Trust and authority carry weight, as they always have on Google. Sources that are credible, consistent, and referenced by others are safer for the model to summarize. This is where the groundwork of a solid site and a consistent web presence pays off again.
Structure helps the model do its job. Clear headings, logical organization, and information that is easy to parse all make your content easier to extract from. Structured data, where it fits, gives the model explicit context about what your content is, which reduces the guesswork.
Freshness matters for queries where it should. For anything that changes over time, an Overview leans toward current information. A page that reflects the present state of your topic signals reliability.

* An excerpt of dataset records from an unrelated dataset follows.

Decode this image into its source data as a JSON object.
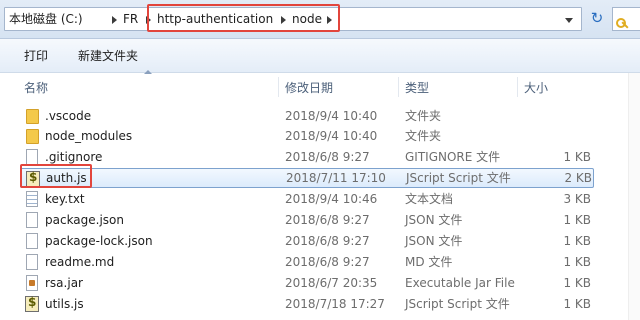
{
  "address": {
    "crumbs": [
      {
        "label": "本地磁盘 (C:)"
      },
      {
        "label": "FR"
      },
      {
        "label": "http-authentication"
      },
      {
        "label": "node"
      }
    ]
  },
  "toolbar": {
    "print_label": "打印",
    "new_folder_label": "新建文件夹"
  },
  "columns": {
    "name": "名称",
    "date": "修改日期",
    "type": "类型",
    "size": "大小"
  },
  "files": [
    {
      "name": ".vscode",
      "date": "2018/9/4 10:40",
      "type": "文件夹",
      "size": "",
      "icon": "folder-icon"
    },
    {
      "name": "node_modules",
      "date": "2018/9/4 10:40",
      "type": "文件夹",
      "size": "",
      "icon": "folder-icon"
    },
    {
      "name": ".gitignore",
      "date": "2018/6/8 9:27",
      "type": "GITIGNORE 文件",
      "size": "1 KB",
      "icon": "file-icon"
    },
    {
      "name": "auth.js",
      "date": "2018/7/11 17:10",
      "type": "JScript Script 文件",
      "size": "2 KB",
      "icon": "jscript-icon",
      "selected": true
    },
    {
      "name": "key.txt",
      "date": "2018/9/4 10:46",
      "type": "文本文档",
      "size": "3 KB",
      "icon": "text-file-icon"
    },
    {
      "name": "package.json",
      "date": "2018/6/8 9:27",
      "type": "JSON 文件",
      "size": "1 KB",
      "icon": "file-icon"
    },
    {
      "name": "package-lock.json",
      "date": "2018/6/8 9:27",
      "type": "JSON 文件",
      "size": "1 KB",
      "icon": "file-icon"
    },
    {
      "name": "readme.md",
      "date": "2018/6/8 9:27",
      "type": "MD 文件",
      "size": "1 KB",
      "icon": "file-icon"
    },
    {
      "name": "rsa.jar",
      "date": "2018/6/7 20:35",
      "type": "Executable Jar File",
      "size": "1 KB",
      "icon": "jar-icon"
    },
    {
      "name": "utils.js",
      "date": "2018/7/18 17:27",
      "type": "JScript Script 文件",
      "size": "1 KB",
      "icon": "jscript-icon"
    }
  ],
  "colors": {
    "highlight_border": "#e2453c",
    "selection_bg": "#dcebfc",
    "selection_border": "#7da2ce"
  }
}
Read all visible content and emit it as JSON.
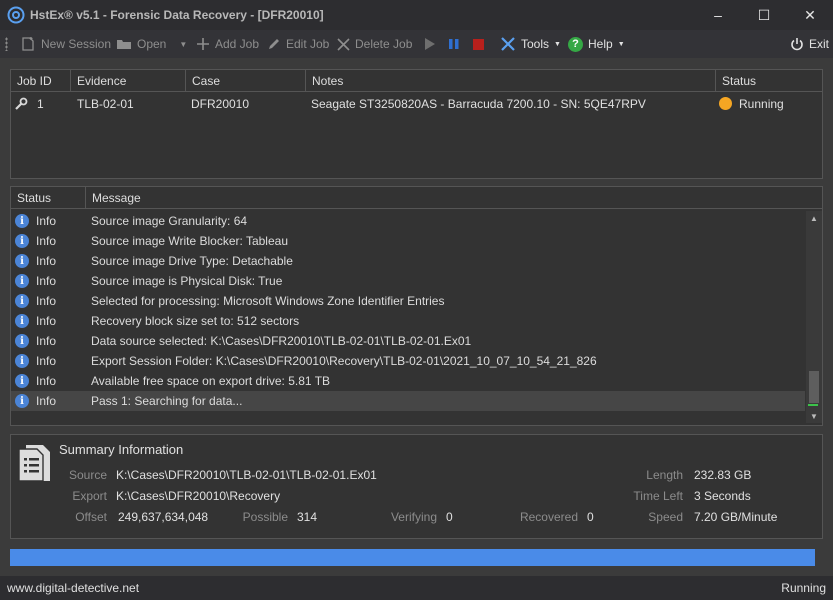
{
  "window": {
    "title": "HstEx® v5.1 - Forensic Data Recovery - [DFR20010]",
    "controls": {
      "minimize": "–",
      "maximize": "☐",
      "close": "✕"
    }
  },
  "toolbar": {
    "new_session": "New Session",
    "open": "Open",
    "add_job": "Add Job",
    "edit_job": "Edit Job",
    "delete_job": "Delete Job",
    "tools": "Tools",
    "help": "Help",
    "exit": "Exit"
  },
  "jobs": {
    "columns": [
      "Job ID",
      "Evidence",
      "Case",
      "Notes",
      "Status"
    ],
    "rows": [
      {
        "id": "1",
        "evidence": "TLB-02-01",
        "case": "DFR20010",
        "notes": "Seagate ST3250820AS - Barracuda 7200.10 - SN: 5QE47RPV",
        "status": "Running",
        "status_color": "#f5a623",
        "icon": "wrench-icon"
      }
    ]
  },
  "log": {
    "columns": [
      "Status",
      "Message"
    ],
    "rows": [
      {
        "status": "Info",
        "message": "Source image Granularity: 64"
      },
      {
        "status": "Info",
        "message": "Source image Write Blocker: Tableau"
      },
      {
        "status": "Info",
        "message": "Source image Drive Type: Detachable"
      },
      {
        "status": "Info",
        "message": "Source image is Physical Disk: True"
      },
      {
        "status": "Info",
        "message": "Selected for processing: Microsoft Windows Zone Identifier Entries"
      },
      {
        "status": "Info",
        "message": "Recovery block size set to: 512 sectors"
      },
      {
        "status": "Info",
        "message": "Data source selected: K:\\Cases\\DFR20010\\TLB-02-01\\TLB-02-01.Ex01"
      },
      {
        "status": "Info",
        "message": "Export Session Folder: K:\\Cases\\DFR20010\\Recovery\\TLB-02-01\\2021_10_07_10_54_21_826"
      },
      {
        "status": "Info",
        "message": "Available free space on export drive: 5.81 TB"
      },
      {
        "status": "Info",
        "message": "Pass 1: Searching for data..."
      }
    ]
  },
  "summary": {
    "title": "Summary Information",
    "source_label": "Source",
    "source": "K:\\Cases\\DFR20010\\TLB-02-01\\TLB-02-01.Ex01",
    "export_label": "Export",
    "export": "K:\\Cases\\DFR20010\\Recovery",
    "offset_label": "Offset",
    "offset": "249,637,634,048",
    "possible_label": "Possible",
    "possible": "314",
    "verifying_label": "Verifying",
    "verifying": "0",
    "recovered_label": "Recovered",
    "recovered": "0",
    "length_label": "Length",
    "length": "232.83 GB",
    "time_left_label": "Time Left",
    "time_left": "3 Seconds",
    "speed_label": "Speed",
    "speed": "7.20 GB/Minute"
  },
  "progress": {
    "fraction": 1.0,
    "color": "#4a8be8"
  },
  "statusbar": {
    "website": "www.digital-detective.net",
    "state": "Running"
  }
}
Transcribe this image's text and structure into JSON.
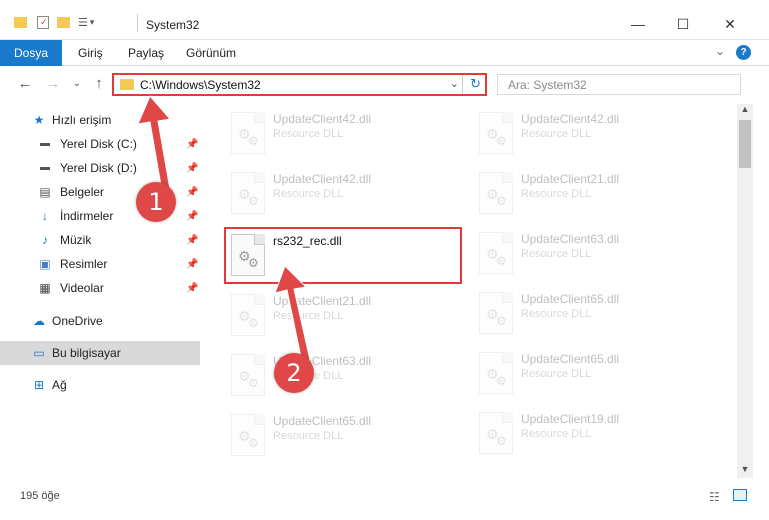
{
  "window": {
    "title": "System32",
    "minimize": "—",
    "maximize": "☐",
    "close": "✕"
  },
  "ribbon": {
    "tabs": [
      "Dosya",
      "Giriş",
      "Paylaş",
      "Görünüm"
    ],
    "active": "Dosya",
    "expand": "⌄",
    "help": "?"
  },
  "nav": {
    "back": "←",
    "forward": "→",
    "recent": "⌄",
    "up": "↑",
    "address": "C:\\Windows\\System32",
    "dropdown": "⌄",
    "refresh": "↻",
    "search_placeholder": "Ara: System32"
  },
  "sidebar": {
    "items": [
      {
        "label": "Hızlı erişim",
        "icon": "star-icon",
        "pinned": false
      },
      {
        "label": "Yerel Disk (C:)",
        "icon": "drive-icon",
        "pinned": true
      },
      {
        "label": "Yerel Disk (D:)",
        "icon": "drive-icon",
        "pinned": true
      },
      {
        "label": "Belgeler",
        "icon": "document-icon",
        "pinned": true
      },
      {
        "label": "İndirmeler",
        "icon": "download-icon",
        "pinned": true
      },
      {
        "label": "Müzik",
        "icon": "music-icon",
        "pinned": true
      },
      {
        "label": "Resimler",
        "icon": "picture-icon",
        "pinned": true
      },
      {
        "label": "Videolar",
        "icon": "video-icon",
        "pinned": true
      },
      {
        "label": "OneDrive",
        "icon": "cloud-icon",
        "pinned": false
      },
      {
        "label": "Bu bilgisayar",
        "icon": "computer-icon",
        "pinned": false,
        "selected": true
      },
      {
        "label": "Ağ",
        "icon": "network-icon",
        "pinned": false
      }
    ]
  },
  "files": {
    "left": [
      {
        "name": "UpdateClient42.dll",
        "type": "Resource DLL",
        "faded": true
      },
      {
        "name": "UpdateClient42.dll",
        "type": "Resource DLL",
        "faded": true
      },
      {
        "name": "rs232_rec.dll",
        "type": "",
        "faded": false,
        "highlighted": true
      },
      {
        "name": "UpdateClient21.dll",
        "type": "Resource DLL",
        "faded": true
      },
      {
        "name": "UpdateClient63.dll",
        "type": "Resource DLL",
        "faded": true
      },
      {
        "name": "UpdateClient65.dll",
        "type": "Resource DLL",
        "faded": true
      }
    ],
    "right": [
      {
        "name": "UpdateClient42.dll",
        "type": "Resource DLL",
        "faded": true
      },
      {
        "name": "UpdateClient21.dll",
        "type": "Resource DLL",
        "faded": true
      },
      {
        "name": "UpdateClient63.dll",
        "type": "Resource DLL",
        "faded": true
      },
      {
        "name": "UpdateClient65.dll",
        "type": "Resource DLL",
        "faded": true
      },
      {
        "name": "UpdateClient65.dll",
        "type": "Resource DLL",
        "faded": true
      },
      {
        "name": "UpdateClient19.dll",
        "type": "Resource DLL",
        "faded": true
      }
    ]
  },
  "status": {
    "count": "195 öğe"
  },
  "annotations": {
    "marker1": "1",
    "marker2": "2",
    "color": "#e04848"
  },
  "colors": {
    "accent": "#1979ca",
    "highlight_box": "#e03a3a",
    "folder": "#f5c956"
  }
}
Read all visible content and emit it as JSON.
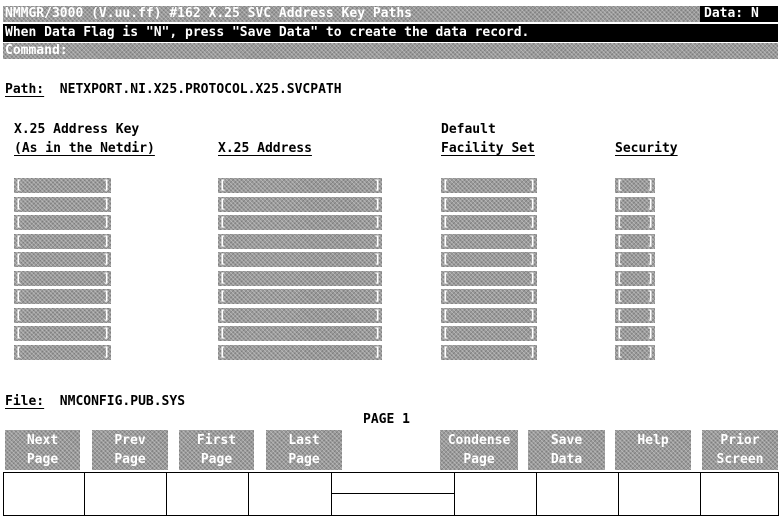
{
  "header": {
    "title": "NMMGR/3000 (V.uu.ff) #162 X.25 SVC Address Key Paths",
    "data_flag": "Data: N",
    "message": "When Data Flag is \"N\", press \"Save Data\" to create the data record.",
    "command_label": "Command:"
  },
  "path": {
    "label": "Path:",
    "value": "NETXPORT.NI.X25.PROTOCOL.X25.SVCPATH"
  },
  "columns": {
    "address_key_line1": "X.25 Address Key",
    "address_key_line2": "(As in the Netdir)",
    "address": "X.25 Address",
    "facility_line1": "Default",
    "facility_line2": "Facility Set",
    "security": "Security"
  },
  "file": {
    "label": "File:",
    "value": "NMCONFIG.PUB.SYS"
  },
  "page_indicator": "PAGE 1",
  "function_keys": [
    {
      "line1": "Next",
      "line2": "Page"
    },
    {
      "line1": "Prev",
      "line2": "Page"
    },
    {
      "line1": "First",
      "line2": "Page"
    },
    {
      "line1": "Last",
      "line2": "Page"
    },
    {
      "line1": "Condense",
      "line2": "Page"
    },
    {
      "line1": "Save",
      "line2": "Data"
    },
    {
      "line1": "Help",
      "line2": ""
    },
    {
      "line1": "Prior",
      "line2": "Screen"
    }
  ],
  "field_brackets": {
    "open": "[",
    "close": "]"
  }
}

Now the important reality check. AI Overviews are inconsistent by nature. They appear for some queries and not others, and the sources they cite can shift. So you cannot judge your presence from a single search on a single day, and you certainly cannot judge it by searching in a way that forces your brand to appear. The honest read comes from checking neutral, buyer-intent queries across time and seeing whether you show up in the summaries that matter.
That inconsistency is exactly why measurement has to be deliberate. One check tells you almost nothing. A pattern of checks across the real questions your buyers ask tells you whether you are genuinely present or occasionally lucky. It also shows you which sources keep getting pulled into the Overviews for your category, which is a clear map of who you are competing with for that top spot.
The practical work follows the patterns above. Answer real buyer questions plainly and early on the page. Be specific and useful, not generic. Keep your information current. Add structure and, where it fits, structured data so the model understands your content. Then keep watching whether your presence in the summaries improves.
If you want a consolidated read on where you appear across AI answers, including a clear picture of your category, an [AI visibility report](https://topslot.ai/scorecard) built on neutral buyer questions shows you who gets named and cited today.
Winning a spot in an AI Overview puts you at the top of the page inside the answer, and that is a position worth the effort to earn.